O gaiteiro vendo applaudidos por todos os assistentes aquellas galhardias, não lhe consentiu o animo ficar em obscuridade. Era homem baixo e grosso, physionomia ossea, mas esperta. Filho d'outro de Compostella, herdara de seu pae o instrumento e a prenda de o tocar com distincção. Afastando-se dos zabumbas e caixas triviaes, principiou a rabear entre os tres que já se exhibiam com apparato e luxo de ademanes. Quiz tambem chamar sobre si a attenção dos festeiros. Com o ventre do instrumento impando, requebrava-se em passo cadenciado e dolente de dança gallega: tirava; ora sons plangentes e maguados como gemidos tristes; ora um psalmear monotono e roufenho, que ondulava no ar como o vôo pesado d'um ganço; ora guinchos agudos como estylêtes ou espinhos que entrassem nos ouvidos. Saracoteava-se com o instrumento ao collo, mechendo os dedos n'uma especie de canudo de flauta e soprando-lhe no ventre por um bico de cegonha.

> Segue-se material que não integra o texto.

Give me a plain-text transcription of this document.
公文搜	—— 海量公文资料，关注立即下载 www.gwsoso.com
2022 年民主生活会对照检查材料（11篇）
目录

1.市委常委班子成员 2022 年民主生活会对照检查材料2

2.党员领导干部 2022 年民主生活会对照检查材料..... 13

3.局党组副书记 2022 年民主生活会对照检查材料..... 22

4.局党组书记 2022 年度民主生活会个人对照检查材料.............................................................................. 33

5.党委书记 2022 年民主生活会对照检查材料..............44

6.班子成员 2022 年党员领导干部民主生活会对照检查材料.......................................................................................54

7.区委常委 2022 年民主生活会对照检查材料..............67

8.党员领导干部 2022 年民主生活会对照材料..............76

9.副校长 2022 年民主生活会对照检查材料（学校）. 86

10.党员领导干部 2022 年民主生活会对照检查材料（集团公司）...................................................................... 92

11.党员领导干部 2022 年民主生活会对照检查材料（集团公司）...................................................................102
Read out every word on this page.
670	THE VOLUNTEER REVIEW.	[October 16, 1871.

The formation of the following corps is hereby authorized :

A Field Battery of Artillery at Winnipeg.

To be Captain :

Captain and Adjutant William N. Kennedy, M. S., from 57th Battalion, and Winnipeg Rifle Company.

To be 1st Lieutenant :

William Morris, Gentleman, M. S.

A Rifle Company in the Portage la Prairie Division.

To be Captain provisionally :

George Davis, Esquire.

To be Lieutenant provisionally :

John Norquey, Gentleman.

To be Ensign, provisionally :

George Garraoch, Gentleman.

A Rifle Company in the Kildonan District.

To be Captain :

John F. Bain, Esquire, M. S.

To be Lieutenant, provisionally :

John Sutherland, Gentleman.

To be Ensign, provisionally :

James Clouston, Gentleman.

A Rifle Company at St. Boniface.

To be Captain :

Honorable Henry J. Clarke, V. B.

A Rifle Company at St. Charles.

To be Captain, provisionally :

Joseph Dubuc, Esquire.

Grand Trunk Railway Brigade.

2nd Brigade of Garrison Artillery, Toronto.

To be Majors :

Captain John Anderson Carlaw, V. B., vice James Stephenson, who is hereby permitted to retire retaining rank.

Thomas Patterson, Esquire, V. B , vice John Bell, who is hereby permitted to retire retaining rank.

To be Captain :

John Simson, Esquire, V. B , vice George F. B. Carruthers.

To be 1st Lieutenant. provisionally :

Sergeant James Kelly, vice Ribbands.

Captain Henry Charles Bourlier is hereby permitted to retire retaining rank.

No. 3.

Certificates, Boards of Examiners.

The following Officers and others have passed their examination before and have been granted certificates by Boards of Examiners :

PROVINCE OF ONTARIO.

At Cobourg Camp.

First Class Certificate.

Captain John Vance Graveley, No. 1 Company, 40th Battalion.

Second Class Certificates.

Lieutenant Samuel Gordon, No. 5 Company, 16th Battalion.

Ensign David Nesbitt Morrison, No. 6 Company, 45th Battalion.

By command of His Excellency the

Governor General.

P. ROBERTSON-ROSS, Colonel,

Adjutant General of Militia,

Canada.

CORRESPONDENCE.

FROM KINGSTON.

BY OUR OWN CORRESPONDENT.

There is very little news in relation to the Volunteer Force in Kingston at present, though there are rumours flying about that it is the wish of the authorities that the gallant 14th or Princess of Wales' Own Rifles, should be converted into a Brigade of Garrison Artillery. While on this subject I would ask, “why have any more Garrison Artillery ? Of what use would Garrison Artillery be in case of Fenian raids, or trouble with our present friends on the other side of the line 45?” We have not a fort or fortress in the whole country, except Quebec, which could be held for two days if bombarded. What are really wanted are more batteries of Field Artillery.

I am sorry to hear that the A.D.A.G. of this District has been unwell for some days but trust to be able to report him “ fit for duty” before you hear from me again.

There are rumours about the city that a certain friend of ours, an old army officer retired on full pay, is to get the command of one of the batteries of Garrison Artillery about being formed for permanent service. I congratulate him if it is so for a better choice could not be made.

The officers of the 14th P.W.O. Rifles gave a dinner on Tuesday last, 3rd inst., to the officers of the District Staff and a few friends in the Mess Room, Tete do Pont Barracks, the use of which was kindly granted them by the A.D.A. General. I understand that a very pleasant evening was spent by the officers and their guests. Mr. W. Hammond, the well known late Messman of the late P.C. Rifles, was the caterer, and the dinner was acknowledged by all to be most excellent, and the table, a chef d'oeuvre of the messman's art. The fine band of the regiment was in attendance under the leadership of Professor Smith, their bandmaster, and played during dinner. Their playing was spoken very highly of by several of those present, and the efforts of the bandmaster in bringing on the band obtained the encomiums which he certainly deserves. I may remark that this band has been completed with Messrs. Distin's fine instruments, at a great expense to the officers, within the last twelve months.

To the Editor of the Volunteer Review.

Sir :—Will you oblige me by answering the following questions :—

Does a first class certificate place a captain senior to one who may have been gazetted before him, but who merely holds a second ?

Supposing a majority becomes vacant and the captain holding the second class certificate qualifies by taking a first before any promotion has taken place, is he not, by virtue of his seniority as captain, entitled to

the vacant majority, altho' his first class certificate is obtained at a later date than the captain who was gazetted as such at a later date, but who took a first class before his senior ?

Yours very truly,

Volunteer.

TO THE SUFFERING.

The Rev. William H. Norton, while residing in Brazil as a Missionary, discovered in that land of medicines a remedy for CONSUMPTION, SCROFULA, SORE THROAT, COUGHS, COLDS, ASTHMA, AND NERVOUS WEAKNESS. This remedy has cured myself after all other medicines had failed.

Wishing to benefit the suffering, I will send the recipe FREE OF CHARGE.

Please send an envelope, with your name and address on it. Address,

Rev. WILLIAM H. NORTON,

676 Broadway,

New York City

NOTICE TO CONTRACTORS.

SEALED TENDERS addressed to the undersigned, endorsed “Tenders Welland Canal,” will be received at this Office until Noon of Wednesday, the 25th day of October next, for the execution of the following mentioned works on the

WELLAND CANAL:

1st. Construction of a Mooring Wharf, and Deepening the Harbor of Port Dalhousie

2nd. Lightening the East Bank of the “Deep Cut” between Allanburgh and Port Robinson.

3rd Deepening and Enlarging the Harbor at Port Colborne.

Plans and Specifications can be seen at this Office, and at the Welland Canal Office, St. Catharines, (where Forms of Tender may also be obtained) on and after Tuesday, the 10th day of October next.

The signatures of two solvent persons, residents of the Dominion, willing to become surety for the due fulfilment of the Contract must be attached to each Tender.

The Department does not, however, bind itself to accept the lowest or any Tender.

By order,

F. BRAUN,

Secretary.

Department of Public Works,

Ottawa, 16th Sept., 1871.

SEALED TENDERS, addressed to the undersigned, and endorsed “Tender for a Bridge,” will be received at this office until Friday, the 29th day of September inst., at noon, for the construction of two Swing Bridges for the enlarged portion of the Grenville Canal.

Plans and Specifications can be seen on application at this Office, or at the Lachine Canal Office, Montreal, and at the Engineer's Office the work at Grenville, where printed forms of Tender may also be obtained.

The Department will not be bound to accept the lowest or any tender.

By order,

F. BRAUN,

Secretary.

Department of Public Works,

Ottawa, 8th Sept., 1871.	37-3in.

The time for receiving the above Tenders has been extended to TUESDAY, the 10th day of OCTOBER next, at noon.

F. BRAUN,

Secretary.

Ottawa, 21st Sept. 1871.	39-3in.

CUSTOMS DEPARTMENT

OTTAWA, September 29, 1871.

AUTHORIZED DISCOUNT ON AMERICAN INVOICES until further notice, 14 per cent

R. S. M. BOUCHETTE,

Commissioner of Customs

Os bombos a falar grosso, as caixas a rufar certo, o gaiteiro a tocar variado, tudo n'uma paisagem primaveril de folhas tenras, um bom e carinhoso sol de primavera a aquecer, era deveras divertido e excentrico! Uma atmosphera empregnada dos aromas de mil plantas, tornava esta sexta feira de Paschoela risonha e feliz, o que bem se reconhecia dos semblantes de toda essa gente, pois tinha alma para o sentir.